Yep, tried it yesterday. I still get red eye if the subject is more than 10ft. away. That's why I went cheap - to see what the benefit might be, if any. Now I know, but will still experiment a bit with different settings, lenses, etc. Thanks again for your helpful comments.


----------



## astroNikon (Jan 29, 2016)

just to throw something else out there
Rather than directly pointing the flash at the subject
my setup uses a reflector like this ==> Flash Pocket Bouncer for Nikon SB910 SB900 SB700 SB400 SB300 SB600 SB28 SB24 ++

to diffuse in-Direct flash rather than direct flash
with the flash on the bracket or on the camera.


----------



## baturn (Jan 29, 2016)

astroNikon said:


> just to throw something else out there
> Rather than directly pointing the flash at the subject
> my setup uses a reflector like this ==> Flash Pocket Bouncer for Nikon SB910 SB900 SB700 SB400 SB300 SB600 SB28 SB24 ++
> 
> ...


Thanks for the suggestion. If I was shooting within 10 - 12 ft.
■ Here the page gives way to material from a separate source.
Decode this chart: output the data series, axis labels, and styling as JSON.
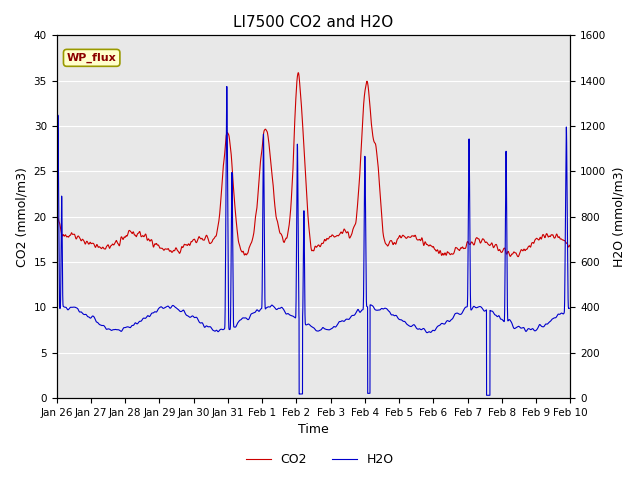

I think This could work, but my subjects are 15 to 30 or more feet away (backyard song birds) and I don't think the flash would be near powerful enough.


----------



## tirediron (Jan 29, 2016)

SB-800, GN 125, at 30' - ISO 400, f5.6, 1/2 power.  Assuming a 1 stop loss for the reflector, that still gives you f4...


----------



## baturn (Jan 30, 2016)

John, The lens is a Sigma 150 -500. Largest aperture at 400-500 is f 6.3. but if you were to expand a bit I might be able to do the math myself. f8, 400ISO = full power?


----------



## tirediron (Jan 30, 2016)

baturn said:


> John, The lens is a Sigma 150 -500. Largest aperture at 400-500 is f 6.3. but if you were to expand a bit I might be able to do the math myself. f8, 400ISO = full power?


Yep, somewhere in between full power and 1/2 + 2/3, or bump up to ISO 800.


----------



## baturn (Jan 30, 2016)

tirediron said:


> baturn said:
> 
> 
> > John, The lens is a Sigma 150 -500. Largest aperture at 400-500 is f 6.3. but if you were to expand a bit I might be able to do the math myself. f8, 400ISO = full power?
> ...


Thanks. If it's not pouring rain ,'Il try some of this today.


----------



## astroNikon (Jan 30, 2016)

Is this just for a bird feeder ?
You could set the flash up on a tripod and a remote trigger
and you can shoot from further away.


----------